Antaño, compañeros de paseos callejeros. Los escaparates eran el freno al paso y el acicate a la curiosidad. Gustaba interrumpir la marcha y pegar los ojos en sus lunas acristaladas, muro transparente de sueños a cualquier tiempo y edad. Las grandes avenidas de ciudades, capitales o provincianas, lo eran por la profusión de estas puertas abiertas al deseo y, también, a la frustrante inaccesibilidad.
La modernidad los ha desterrado de las calles y alojado en recintos cerrados llamados centros comerciales, donde el hormigueo humano es un caos de rutas, donde la experiencia visual ya no es un deleite, sino la mordida en el anzuelo del ansia consumista. Son el fogonazo de la publicidad subliminal.
Pasear como Dios manda exige el cielo como techo y las orillas de las tiendas en sucesión con las vitrinas en desorden de producto. Una confitería por aquí, una juguetería a continuación, la joyería más allá y los ultramarinos al final de la manzana, en un chaflán que despida los aromas de las chacinas o del bacalao en salazón.
Los escaparates eran para los ojos, pero el sentido del olfato pedía la vez ocasionalmente. El imperio sensual era la vista. La ostentación, asignatura obligada. Tras aquel vidrio basto y resistente se exponía el señuelo de la compra. De la calle hacia dentro, como del frío al calor.

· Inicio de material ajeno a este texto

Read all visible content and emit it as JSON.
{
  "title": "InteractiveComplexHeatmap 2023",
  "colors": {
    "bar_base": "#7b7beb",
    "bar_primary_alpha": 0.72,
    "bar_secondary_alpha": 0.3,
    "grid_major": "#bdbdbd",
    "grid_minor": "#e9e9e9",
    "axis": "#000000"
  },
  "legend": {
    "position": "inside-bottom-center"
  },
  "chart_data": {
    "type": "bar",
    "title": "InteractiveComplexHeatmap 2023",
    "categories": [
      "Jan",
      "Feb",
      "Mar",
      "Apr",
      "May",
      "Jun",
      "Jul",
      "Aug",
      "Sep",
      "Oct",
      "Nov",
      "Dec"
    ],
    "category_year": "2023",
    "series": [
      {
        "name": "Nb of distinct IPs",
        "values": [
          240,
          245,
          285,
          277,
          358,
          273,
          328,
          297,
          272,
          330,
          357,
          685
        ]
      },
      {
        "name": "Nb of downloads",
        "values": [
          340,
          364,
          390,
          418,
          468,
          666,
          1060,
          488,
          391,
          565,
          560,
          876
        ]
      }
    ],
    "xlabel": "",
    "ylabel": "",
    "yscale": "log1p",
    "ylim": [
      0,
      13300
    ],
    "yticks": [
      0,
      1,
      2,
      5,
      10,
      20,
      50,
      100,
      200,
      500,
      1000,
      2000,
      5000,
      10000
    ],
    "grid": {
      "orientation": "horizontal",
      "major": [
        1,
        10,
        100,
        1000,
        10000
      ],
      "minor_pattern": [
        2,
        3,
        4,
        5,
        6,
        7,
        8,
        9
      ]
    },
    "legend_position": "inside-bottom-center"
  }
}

Los niños se embelesaban en la juguetería. Ellos no se conformaban con mirar en la lejanía el juguete. Tenían que llegar a pisar el límite dejando la huella de su nariz visible en la zona baja de aquel maldito mural. Las estaturas no daban más allá de dos cuartas. Otro tanto sucedía con las pastelerías y su cascada de caramelos o el bollo coronado de azúcar que hacía agua las bocas. La negativa paterna al capricho era la antesala de la rabieta.
Los mayores guardaban el afán tras aquel orbe de promesas. El coche utilitario, símbolo de la prosperidad. El televisor emitiendo la programación que, si era partido de futbol, concitaba graderío alrededor. La madre, tras la modesta joya que traducía sin circunloquios en utopía.
Pasear no es lo que era. El hechizo de los escaparates lo ocupa hoy la vaciedad de lo etéreo. El tipo de interés de un banco. Las promesas por cumplir en recetas estéticas de última hora. Así, no es de extrañar que el paseante ocioso y emérito se refugie en la sinsubstancia de una obra callejera.